Anyway, I probably should have let her drive home from Elevation Chophouse and definitely from Johnnie MacCracken's Celtic Pub in Marietta. I admit I was pretty drunk. But I know how to handle my alcohol because I grew up with my father going to bars. He's a welder and those guys know how to drink!
I'm writing to ask about some beer bottles the cop found in my truck. It didn't look good because I had about 10 empties in the truck and about a case of empties in the back.
The Cobb cop said they were evidence. But the cans have been in there for weeks. I just never cleaned out the truck. Can they really use the cans as evidence against me? It just doesn't seem fair because they were already in the vehicle.

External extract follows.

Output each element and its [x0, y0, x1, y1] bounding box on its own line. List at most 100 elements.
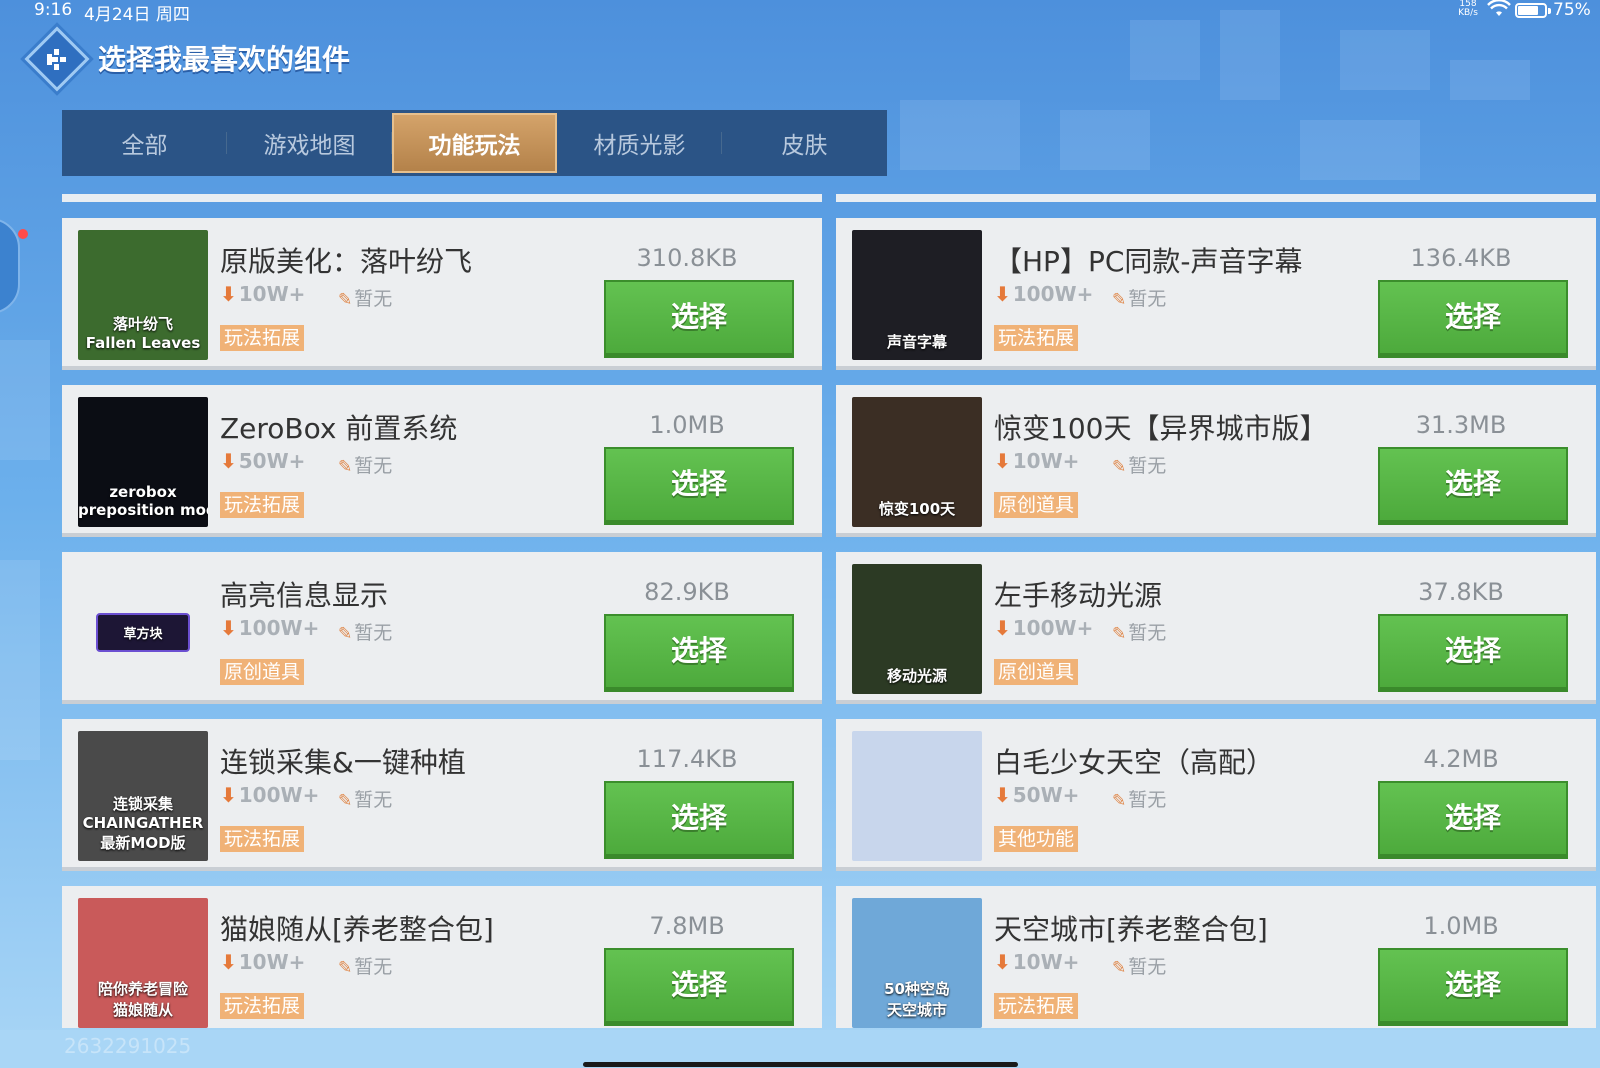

Answer: A prosecutor will certainly try to use the beer cans in your truck as evidence against you for a DUI charge. The prosecutor will make the argument that with over 30 beer cans in the car it was likely that you had consumed some of the contents.
You can try to mitigate the damage by introducing evidence that the cans had been in the vehicle for some time. You can do this through testimony that others had seen the cans in your car a long time before the arrest.
Even if a jury believes that the beer cans in the truck long predate the arrest, the prosecutor wants the jury to see that there were literally dozens of empty beer cans in your truck. That will likely lead the jury to think that you drink often. Your lawyer, on the other hand, may try to have the evidence excluded as too prejudicial.